While Sir Liam may have been measured in his criticism of those who appear to be playing political football with his proposals for public health reform, it is a situation that would have been neither expected nor tolerated by his 14 predecessors in the role.
The report has been the spur for considered debate in Parliament from the time of cholera and smallpox vaccination through to the ban on smoking in public places – initiating many an important review of policy.
When Sir John Simon, the first Chief Medical Officer, presented his report on the state of public health in England in 1858, it was designed not only to be a historical record of events but to inspire, instruct and urge action.
The dominant issue of that year was the "Great Stink" of London, when foul smells from raw sewage flowing into the Thames combined with a particularly hot summer to cause a stench that threatened to overpower the city’s population. Such was its unpleasantness that Parliament and the law courts considered relocating outside the city. MPs in the House of Commons sat behind lime-soaked curtains, in an effort to keep the stench out, and voted enthusiastically for a Bill to fund a new sewage system for London.
Poor sanitation was a prominent issue in the first CMO’s report, as was the need for an improved national vaccination campaign against smallpox.
The report detailed a series of recent epidemics in England and highlighted variations in regional mortality levels. At the time, average life expectancy was 40, but a boy born in an inner city such as Liverpool could expect to live just 26 years.
Simon described an outbreak of cowpox in Wraysbury and an epidemic of typhoid and other "common filth fevers" in Windsor. He also called for better training of medical staff to improve vaccination rates, which – despite the Vaccination Act of 1853, which made it a legal requirement for all children to be immunised – were still patchy.
The CMO’s role grew out of the Government’s burgeoning interest in public health. A decade before Simon’s first report, in 1848, the first Public Health Act had been passed, establishing a General Board of Health to focus on sanitation and the environment. However, a need for medical expertise brought Simon, a surgeon at St Thomas’ Hospital to attention, and he was appointmed as the first Medical Officer of Health for London.

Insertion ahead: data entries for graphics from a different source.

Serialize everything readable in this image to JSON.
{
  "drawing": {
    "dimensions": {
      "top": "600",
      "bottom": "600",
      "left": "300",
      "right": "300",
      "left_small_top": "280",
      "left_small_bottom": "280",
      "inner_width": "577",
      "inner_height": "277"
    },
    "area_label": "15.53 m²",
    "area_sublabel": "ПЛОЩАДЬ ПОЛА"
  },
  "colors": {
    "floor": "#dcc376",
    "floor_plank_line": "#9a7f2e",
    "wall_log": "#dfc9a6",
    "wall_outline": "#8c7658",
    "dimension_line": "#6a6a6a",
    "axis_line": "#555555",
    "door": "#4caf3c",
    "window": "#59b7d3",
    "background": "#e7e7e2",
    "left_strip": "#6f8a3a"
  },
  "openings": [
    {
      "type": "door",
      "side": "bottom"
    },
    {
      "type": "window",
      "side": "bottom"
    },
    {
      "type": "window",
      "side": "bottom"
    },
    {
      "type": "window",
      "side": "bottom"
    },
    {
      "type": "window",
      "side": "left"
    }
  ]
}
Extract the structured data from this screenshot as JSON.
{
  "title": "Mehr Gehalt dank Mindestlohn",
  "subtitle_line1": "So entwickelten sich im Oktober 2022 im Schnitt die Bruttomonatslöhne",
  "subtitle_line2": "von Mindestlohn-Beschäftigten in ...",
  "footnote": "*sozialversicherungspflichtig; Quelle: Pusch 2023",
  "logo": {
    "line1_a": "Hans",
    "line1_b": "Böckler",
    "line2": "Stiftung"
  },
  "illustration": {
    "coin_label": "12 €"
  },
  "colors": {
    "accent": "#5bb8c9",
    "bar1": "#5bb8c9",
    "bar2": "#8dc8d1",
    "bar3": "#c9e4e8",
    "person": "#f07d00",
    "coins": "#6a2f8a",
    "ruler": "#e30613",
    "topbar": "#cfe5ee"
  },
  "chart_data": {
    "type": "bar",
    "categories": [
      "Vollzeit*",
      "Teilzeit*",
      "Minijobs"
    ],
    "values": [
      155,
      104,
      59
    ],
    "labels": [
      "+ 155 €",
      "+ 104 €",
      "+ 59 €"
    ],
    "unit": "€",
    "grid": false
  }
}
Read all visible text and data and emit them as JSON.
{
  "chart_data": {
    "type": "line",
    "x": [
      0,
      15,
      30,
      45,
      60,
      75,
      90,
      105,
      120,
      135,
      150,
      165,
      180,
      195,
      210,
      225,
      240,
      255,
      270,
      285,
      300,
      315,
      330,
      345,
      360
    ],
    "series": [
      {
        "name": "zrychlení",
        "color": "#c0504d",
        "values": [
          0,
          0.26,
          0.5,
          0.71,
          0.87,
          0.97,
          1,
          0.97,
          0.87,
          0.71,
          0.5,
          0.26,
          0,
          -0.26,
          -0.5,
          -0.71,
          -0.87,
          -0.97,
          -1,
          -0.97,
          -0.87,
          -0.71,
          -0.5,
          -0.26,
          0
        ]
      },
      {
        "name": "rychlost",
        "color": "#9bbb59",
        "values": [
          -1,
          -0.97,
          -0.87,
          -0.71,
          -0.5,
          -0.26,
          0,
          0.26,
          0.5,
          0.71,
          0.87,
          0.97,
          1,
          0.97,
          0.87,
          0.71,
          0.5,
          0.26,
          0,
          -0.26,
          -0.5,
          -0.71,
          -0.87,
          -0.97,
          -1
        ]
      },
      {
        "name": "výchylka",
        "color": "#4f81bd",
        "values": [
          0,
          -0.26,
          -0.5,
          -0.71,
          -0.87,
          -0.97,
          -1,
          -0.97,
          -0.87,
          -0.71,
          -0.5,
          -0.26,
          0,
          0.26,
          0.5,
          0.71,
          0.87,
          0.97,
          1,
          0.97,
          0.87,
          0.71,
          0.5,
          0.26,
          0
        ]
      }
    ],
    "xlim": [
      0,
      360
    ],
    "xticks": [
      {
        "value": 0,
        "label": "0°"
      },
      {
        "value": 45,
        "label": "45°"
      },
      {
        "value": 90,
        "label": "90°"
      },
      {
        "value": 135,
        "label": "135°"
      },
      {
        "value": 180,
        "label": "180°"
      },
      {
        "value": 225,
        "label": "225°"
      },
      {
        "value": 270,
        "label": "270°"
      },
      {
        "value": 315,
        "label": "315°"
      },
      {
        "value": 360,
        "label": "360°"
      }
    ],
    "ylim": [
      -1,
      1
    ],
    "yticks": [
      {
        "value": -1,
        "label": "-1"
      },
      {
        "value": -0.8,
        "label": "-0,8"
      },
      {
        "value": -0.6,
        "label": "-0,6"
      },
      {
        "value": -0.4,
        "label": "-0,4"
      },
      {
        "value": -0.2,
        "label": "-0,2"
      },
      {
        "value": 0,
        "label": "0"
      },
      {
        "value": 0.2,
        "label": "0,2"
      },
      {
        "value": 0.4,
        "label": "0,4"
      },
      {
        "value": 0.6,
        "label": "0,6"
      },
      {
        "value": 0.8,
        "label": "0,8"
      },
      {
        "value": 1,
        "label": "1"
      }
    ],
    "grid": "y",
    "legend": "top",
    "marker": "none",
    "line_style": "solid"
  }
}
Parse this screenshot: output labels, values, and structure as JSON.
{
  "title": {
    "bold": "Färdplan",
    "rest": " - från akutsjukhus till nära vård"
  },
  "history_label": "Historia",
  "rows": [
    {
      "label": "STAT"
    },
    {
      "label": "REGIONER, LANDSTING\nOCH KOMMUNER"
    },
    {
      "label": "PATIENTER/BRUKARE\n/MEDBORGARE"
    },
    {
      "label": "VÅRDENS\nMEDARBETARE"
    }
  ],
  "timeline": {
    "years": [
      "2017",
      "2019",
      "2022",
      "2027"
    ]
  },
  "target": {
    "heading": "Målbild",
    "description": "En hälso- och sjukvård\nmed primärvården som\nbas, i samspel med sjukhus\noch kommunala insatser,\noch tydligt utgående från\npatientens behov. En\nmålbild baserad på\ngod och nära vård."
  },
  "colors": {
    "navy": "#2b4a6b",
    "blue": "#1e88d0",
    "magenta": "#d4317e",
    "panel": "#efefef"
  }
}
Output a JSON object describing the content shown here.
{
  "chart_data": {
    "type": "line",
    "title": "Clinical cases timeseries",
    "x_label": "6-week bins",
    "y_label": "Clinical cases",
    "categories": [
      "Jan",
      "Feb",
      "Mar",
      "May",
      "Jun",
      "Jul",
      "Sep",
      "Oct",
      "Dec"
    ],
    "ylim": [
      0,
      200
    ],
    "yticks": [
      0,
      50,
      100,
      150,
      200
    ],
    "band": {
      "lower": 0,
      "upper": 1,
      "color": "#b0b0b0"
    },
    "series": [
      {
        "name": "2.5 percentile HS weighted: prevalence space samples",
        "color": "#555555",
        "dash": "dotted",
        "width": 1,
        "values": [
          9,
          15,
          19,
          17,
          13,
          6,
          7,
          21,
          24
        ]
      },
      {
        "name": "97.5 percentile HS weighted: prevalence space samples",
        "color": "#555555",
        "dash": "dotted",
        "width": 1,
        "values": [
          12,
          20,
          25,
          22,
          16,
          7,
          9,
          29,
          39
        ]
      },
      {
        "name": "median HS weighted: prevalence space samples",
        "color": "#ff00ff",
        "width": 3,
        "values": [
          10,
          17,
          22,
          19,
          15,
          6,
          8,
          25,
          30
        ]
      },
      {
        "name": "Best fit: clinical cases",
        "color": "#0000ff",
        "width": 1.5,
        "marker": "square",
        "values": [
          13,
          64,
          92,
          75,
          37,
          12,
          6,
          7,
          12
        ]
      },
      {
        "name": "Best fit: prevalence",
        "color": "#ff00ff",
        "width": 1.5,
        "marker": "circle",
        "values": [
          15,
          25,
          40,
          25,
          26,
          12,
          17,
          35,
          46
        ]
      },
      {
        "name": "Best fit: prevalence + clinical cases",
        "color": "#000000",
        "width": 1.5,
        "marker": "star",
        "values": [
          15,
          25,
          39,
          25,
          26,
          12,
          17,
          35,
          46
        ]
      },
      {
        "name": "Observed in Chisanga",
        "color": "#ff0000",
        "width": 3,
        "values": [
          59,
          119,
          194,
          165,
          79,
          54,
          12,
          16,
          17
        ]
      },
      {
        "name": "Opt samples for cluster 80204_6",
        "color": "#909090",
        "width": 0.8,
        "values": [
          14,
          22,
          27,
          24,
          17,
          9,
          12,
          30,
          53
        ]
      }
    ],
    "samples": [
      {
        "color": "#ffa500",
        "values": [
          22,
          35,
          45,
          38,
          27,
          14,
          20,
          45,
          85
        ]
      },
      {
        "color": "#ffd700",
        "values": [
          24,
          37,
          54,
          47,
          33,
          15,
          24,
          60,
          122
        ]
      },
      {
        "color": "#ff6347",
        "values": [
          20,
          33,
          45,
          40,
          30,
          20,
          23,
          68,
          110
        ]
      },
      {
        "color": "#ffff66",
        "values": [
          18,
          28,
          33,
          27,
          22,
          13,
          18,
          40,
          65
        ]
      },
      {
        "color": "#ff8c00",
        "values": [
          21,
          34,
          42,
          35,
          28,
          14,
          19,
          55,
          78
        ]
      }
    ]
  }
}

In 1855 Simon effectively became Chief Medical Officer to England after his appointment as Medical Officer to the General Board of Health, and then, after the board’s dissolution, adviser to the Privy Council. He established reviews of policy, including the national vaccination campaign.
Simon, the longest serving CMO to date, was in post for 21 years. Other public health pioneers included Sir George Newman (1919-1935), who wrote a powerful treatise on infant mortality, and Sir George Godber (1960 -1973), a key player in the foundation of the NHS. From the Great Stink onwards, none had seen their reports pre-empted by a Government slap-down such as the one Sir Liam’s proposals have received. A century and a half on, sanitation may have improved around London, but the spin of leaks and contrived rebuttals is now lending Westminster its own peculiar stench.